Keele Research Repository

Vitamin B3 and Neurodevelopment in Parkinson’s Disease
A. Williams, S. Griffin, R. Fricker (Birmingham, United Kingdom)

Meeting: 2018 International Congress

ABSTRACT NUMBER: 592

Keywords: Cell replacement therapy, Dopaminergic neurons

Session Information
Date: Saturday, October 6, 2018

Session Title: Therapy in Movement Disorders: Gene and Cell-Based Therapies

Session Time: 1:45pm-3:15pm

Location: Hall 3FG

Objective: This study aimed to investigate the potential of vitamin B3 to promote the conversion of stem cells to mature central nervous system (CNS) neurons.

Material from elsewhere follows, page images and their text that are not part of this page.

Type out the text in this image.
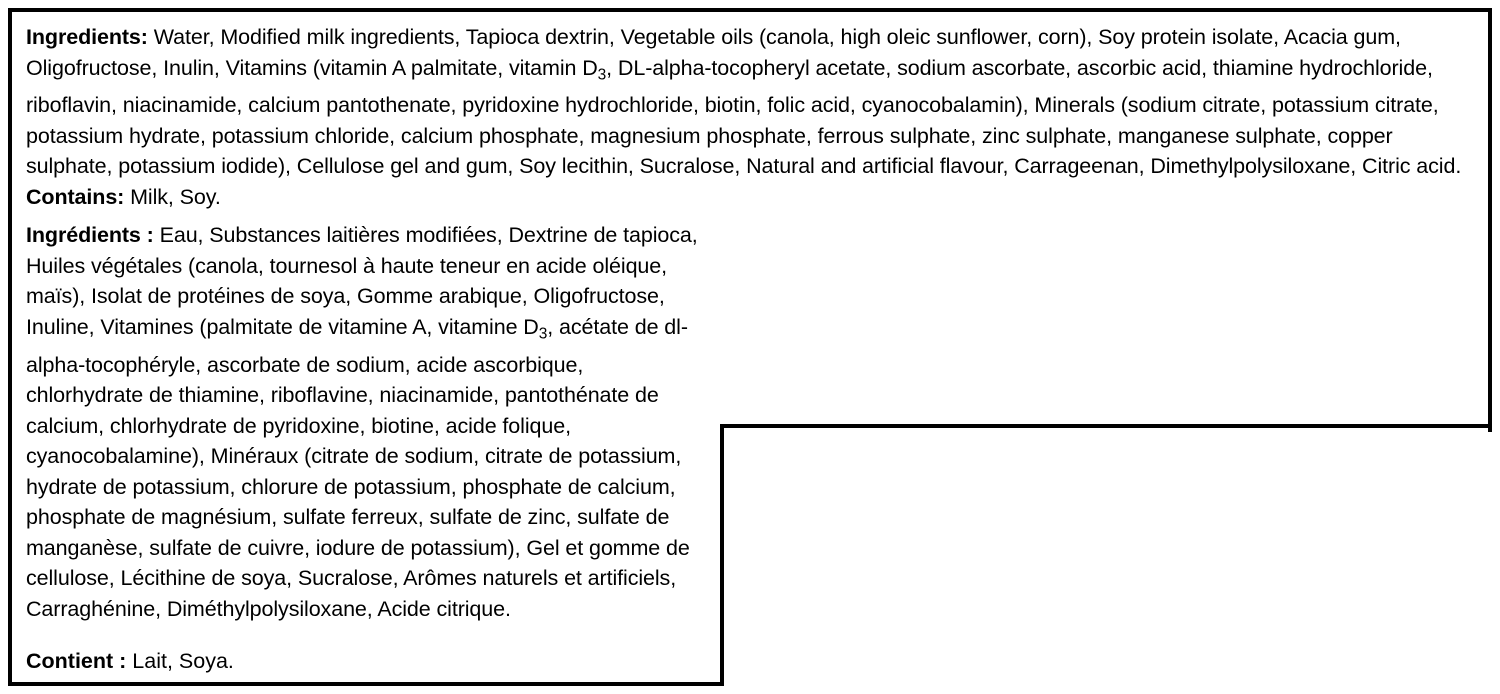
Ingredients: Water, Modified milk ingredients, Tapioca dextrin, Vegetable oils (canola, high oleic sunflower, corn), Soy protein isolate, Acacia gum, Oligofructose, Inulin, Vitamins (vitamin A palmitate, vitamin $D_3$, DL-alpha-tocopheryl acetate, sodium ascorbate, ascorbic acid, thiamine hydrochloride, riboflavin, niacinamide, calcium pantothenate, pyridoxine hydrochloride, biotin, folic acid, cyanocobalamin), Minerals (sodium citrate, potassium citrate, potassium hydrate, potassium chloride, calcium phosphate, magnesium phosphate, ferrous sulphate, zinc sulphate, manganese sulphate, copper sulphate, potassium iodide), Cellulose gel and gum, Soy lecithin, Sucralose, Natural and artificial flavour, Carrageenan, Dimethylpolysiloxane, Citric acid. Contains: Milk, Soy.

Ingrédients : Eau, Substances laitières modifiées, Dextrine de tapioca, Huiles végétales (canola, tournesol à haute teneur en acide oléique, maïs), Isolat de protéines de soya, Gomme arabique, Oligofructose, Inuline, Vitamines (palmitate de vitamine A, vitamine $D_3$, acétate de dl-alpha-tocophéryle, ascorbate de sodium, acide ascorbique, chlorhydrate de thiamine, riboflavine, niacinamide, pantothénate de calcium, chlorhydrate de pyridoxine, biotine, acide folique, cyanocobalamine), Minéraux (citrate de sodium, citrate de potassium, hydrate de potassium, chlorure de potassium, phosphate de calcium, phosphate de magnésium, sulfate ferreux, sulfate de zinc, sulfate de manganèse, sulfate de cuivre, iodure de potassium), Gel et gomme de cellulose, Lécithine de soya, Sucralose, Arômes naturels et artificiels, Carraghénine, Diméthylpolysiloxane, Acide citrique.

Contient : Lait, Soya.
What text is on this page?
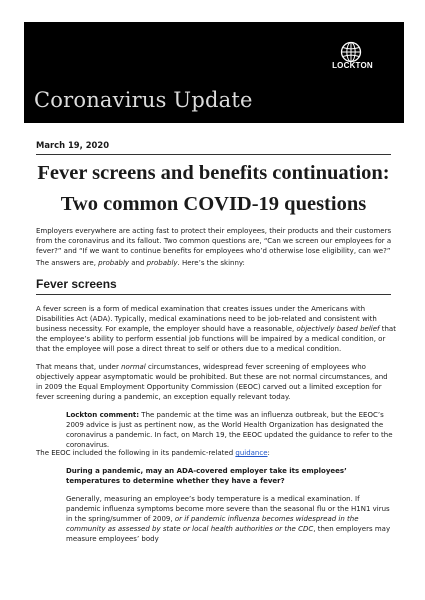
LOCKTON
Coronavirus Update
March 19, 2020
Fever screens and benefits continuation:
Two common COVID-19 questions

Employers everywhere are acting fast to protect their employees, their products and their customers from the coronavirus and its fallout. Two common questions are, “Can we screen our employees for a fever?” and “If we want to continue benefits for employees who’d otherwise lose eligibility, can we?”

The answers are, probably and probably. Here’s the skinny:

Fever screens

A fever screen is a form of medical examination that creates issues under the Americans with Disabilities Act (ADA). Typically, medical examinations need to be job-related and consistent with business necessity. For example, the employer should have a reasonable, objectively based belief that the employee’s ability to perform essential job functions will be impaired by a medical condition, or that the employee will pose a direct threat to self or others due to a medical condition.

That means that, under normal circumstances, widespread fever screening of employees who objectively appear asymptomatic would be prohibited. But these are not normal circumstances, and in 2009 the Equal Employment Opportunity Commission (EEOC) carved out a limited exception for fever screening during a pandemic, an exception equally relevant today.

Lockton comment: The pandemic at the time was an influenza outbreak, but the EEOC’s 2009 advice is just as pertinent now, as the World Health Organization has designated the coronavirus a pandemic. In fact, on March 19, the EEOC updated the guidance to refer to the coronavirus.

The EEOC included the following in its pandemic-related guidance:

During a pandemic, may an ADA-covered employer take its employees’ temperatures to determine whether they have a fever?

Generally, measuring an employee’s body temperature is a medical examination. If pandemic influenza symptoms become more severe than the seasonal flu or the H1N1 virus in the spring/summer of 2009, or if pandemic influenza becomes widespread in the community as assessed by state or local health authorities or the CDC, then employers may measure employees’ body
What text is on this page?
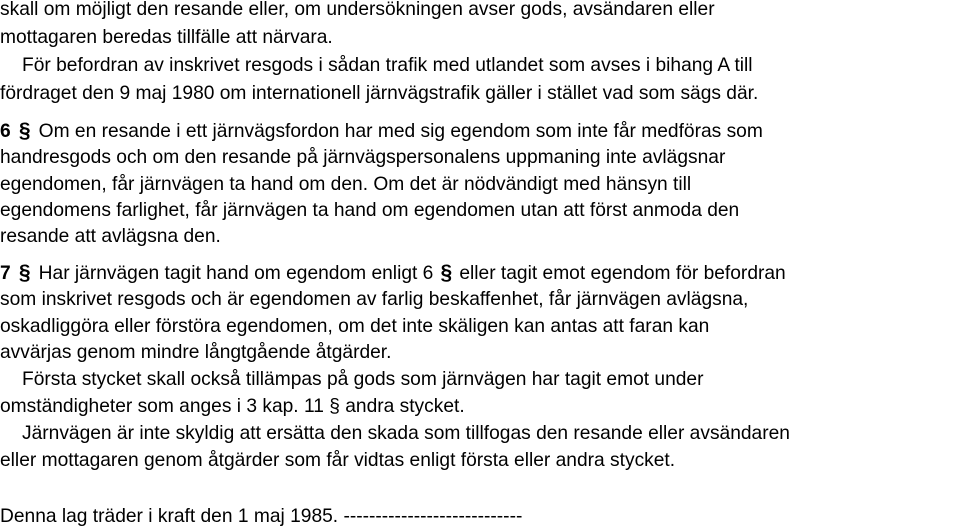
skall om möjligt den resande eller, om undersökningen avser gods, avsändaren eller
mottagaren beredas tillfälle att närvara.
För befordran av inskrivet resgods i sådan trafik med utlandet som avses i bihang A till
fördraget den 9 maj 1980 om internationell järnvägstrafik gäller i stället vad som sägs där.
6 § Om en resande i ett järnvägsfordon har med sig egendom som inte får medföras som
handresgods och om den resande på järnvägspersonalens uppmaning inte avlägsnar
egendomen, får järnvägen ta hand om den. Om det är nödvändigt med hänsyn till
egendomens farlighet, får järnvägen ta hand om egendomen utan att först anmoda den
resande att avlägsna den.
7 § Har järnvägen tagit hand om egendom enligt 6 § eller tagit emot egendom för befordran
som inskrivet resgods och är egendomen av farlig beskaffenhet, får järnvägen avlägsna,
oskadliggöra eller förstöra egendomen, om det inte skäligen kan antas att faran kan
avvärjas genom mindre långtgående åtgärder.
Första stycket skall också tillämpas på gods som järnvägen har tagit emot under
omständigheter som anges i 3 kap. 11 § andra stycket.
Järnvägen är inte skyldig att ersätta den skada som tillfogas den resande eller avsändaren
eller mottagaren genom åtgärder som får vidtas enligt första eller andra stycket.
Denna lag träder i kraft den 1 maj 1985. ----------------------------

Background: Vitamin B3 has been shown to play an important role during embryogenesis. Specifically, there is growing evidence that nicotinamide, the biologically active form of vitamin B3, plays a critical role as a morphogen in the differentiation of stem cells to mature cell phenotypes, including those of the CNS. Nicotinamide levels must be tightly regulated, with excess leading to neural damage, and deficiency leading to the condition, Pellagra, which manifests in a number of neural symptoms similar to Parkinson’s. Detailed knowledge of the action of small molecules during neuronal differentiation is not only critical for uncovering mechanisms underlying lineage-specification, but also to establish more effective differentiation protocols to obtain clinically relevant cells for regenerative therapies for neurodegenerative conditions such as Parkinson’s disease.

Methods: Nicotinamide was applied to developing mouse embryonic stem cells (mESCs) during their conversion towards a neural fate. Cells were assessed for survival, proliferation, differentiation and maturation.

Results: In the presence of an optimal dose of nicotinamide (10 mM), mESCs showed accelerated neural and neuronal differentiation, to yield higher numbers of dopamine neurons. Nicotinamide was shown to act in a dose-dependent manner in a defined time-window – with high doses (20mM) however causing toxicity. The mechanism of nicotinamide’s action was through reduction in cell proliferation (i.e. cell cycle exit), rather than increased survival of neural progenitors. Nicotinamide alone was sufficient to generate dopaminergic neurons in similar numbers to current cell culture additives that have been used in previously published methods.

Conclusions: Our results show that, within an optimal dose range, nicotinamide is able to positively influence the conversion of embryonic stem cells to dopamine neurons, and therefore may be a critical factor for normal brain development. Thus, nicotinamide may offer a simple effective alternative supplement to enhance the use of stem cells as therapeutics for Parkinson’s. An optimal maternal to foetal dietary dosage of nicotinamide – neither too low nor too high – could also be linked to protection from Parkinson’s disease later in life.